Экскаватор взвыл, затрясся и с болезненным стоном остановился, еще несколько секунд в нем теплилась жизнь, потом она прекратилась.

Несколько мгновений Барни молча сидел за пультом машины. Старый марсианский шакал сидел неподалеку, не спуская с него глаз.

— Ладно,— сказал ему Майерсон.— Иду.

Он выскочил из кабины, размахивая тяжелым ключом.

Зверь бросился на него.

В пяти футах от Барни он заскулил, внезапно свернул в сторону и промчался мимо, не коснувшись его, Барни обернулся, глядя на шакала.

— Нечистый,— думал зверь, остановившись на безопасном расстоянии и со страхом глядя на человека.— Ты нечистый,— с отвращением сообщил он.

«Нечистый,— подумал Барни.— Как это? Почему?»

— Просто нечистый,— мысленно ответил хищник.— Посмотри на себя. Я не могу тебя съесть, я бы заболел.

Зверь не двигался с места, глядя на него с разочарованием и отвращением. Он был испуган.

— Может быть, мы все для тебя нечистые,— сказал Барни.— Все земляне чужие для этого мира. Все пришельцы.

— Нет, только ты,— угрюмо сказал зверь.— Взгляни только на — тьфу! — свою правую руку. С тобой что-то не в порядке. Как ты можешь так жить? Ты не можешь каким-то образом очиститься?

Барни не утруждал себя разглядыванием своей руки, в этом не было необходимости.

Спокойно, со всем достоинством, на которое он был способен, он двинулся по рыхлому песку к своему бараку.

Ночью, когда он укладывался на свою узкую койку, кто-то постучал в дверь.

— Эй, Майерсон!

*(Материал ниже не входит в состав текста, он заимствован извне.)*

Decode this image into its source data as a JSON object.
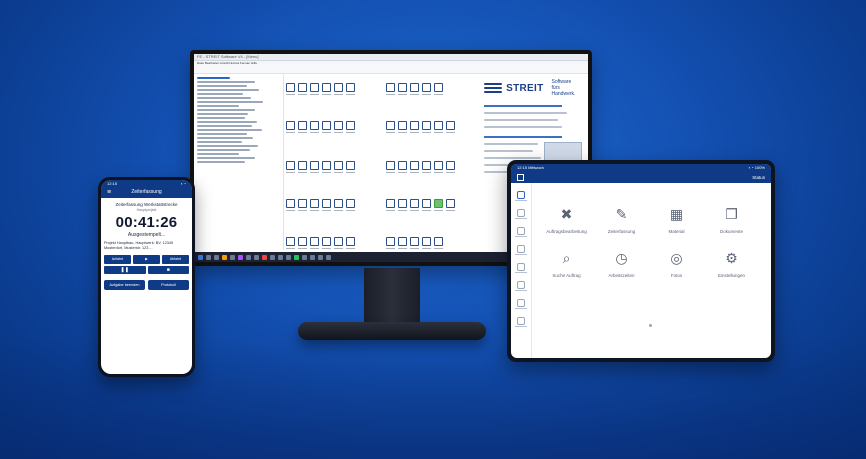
{
  "desktop": {
    "window_title": "FE - STREIT Software V4 - [Menu]",
    "menu_text": "Datei Bearbeiten Ansicht Extras Fenster Hilfe",
    "brand": {
      "name": "STREIT",
      "tagline_1": "Software",
      "tagline_2": "fürs Handwerk."
    }
  },
  "phone": {
    "status_time": "12:15",
    "status_icons": "▪ ◔",
    "title": "Zeiterfassung",
    "subtitle": "Zeiterfassung Werkstattstrecke",
    "subtitle2": "Hauptprojekt",
    "timer": "00:41:26",
    "state": "Ausgestempelt...",
    "description": "Projekt Hauptbau, Hauptwerk: BV, 12345 Musterdorf, Musterstr. 123 ..."
  },
  "phone_controls": {
    "left": "Anfahrt",
    "right": "Abfahrt",
    "play": "▶",
    "pause": "❚❚",
    "stop": "■"
  },
  "phone_actions": {
    "a1": "Aufgabe beenden",
    "a2": "Protokoll"
  },
  "tablet": {
    "status_left": "12:15 Mittwoch",
    "status_right": "▪ ◔ 100%",
    "header_right": "Status",
    "tiles": [
      {
        "label": "Auftragsbearbeitung",
        "icon": "✖"
      },
      {
        "label": "Zeiterfassung",
        "icon": "✎"
      },
      {
        "label": "Material",
        "icon": "▦"
      },
      {
        "label": "Dokumente",
        "icon": "❐"
      },
      {
        "label": "Suche Auftrag",
        "icon": "⌕"
      },
      {
        "label": "Arbeitszeiten",
        "icon": "◷"
      },
      {
        "label": "Fotos",
        "icon": "◎"
      },
      {
        "label": "Einstellungen",
        "icon": "⚙"
      }
    ]
  }
}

Открой.

Он надел халат и открыл дверь.

— Этот корабль опять прилетел! — возбужденно крикнул Норм Шайн, хватая его за рукав.— Ну, знаешь, тот, с людьми из «Чуинг-зет». У тебя еще остались скины?! Если так, то...

— Если они хотят меня видеть,— сказал Барни, высвобождая рукав,— им придется спуститься сюда. Можешь им так и передать.

Он закрыл дверь.

Норм ушел, громко топая.

Барни сел за стол, достал из ящика пачку — последнюю — земных сигарет и закурил; он сидел и размышлял, слыша наверху и вокруг топот ног соседей.

«Как большие мыши,— подумал он,— почуявшие приманку».

Дверь его комнаты открылась. Барни, не поднимая глаз, продолжал рассматривать крышку стола, пепельницу, спички и пачку «Кэмела».

— Мистер Майерсон...

— Я знаю, что ты хочешь сказать,— ответил Барни.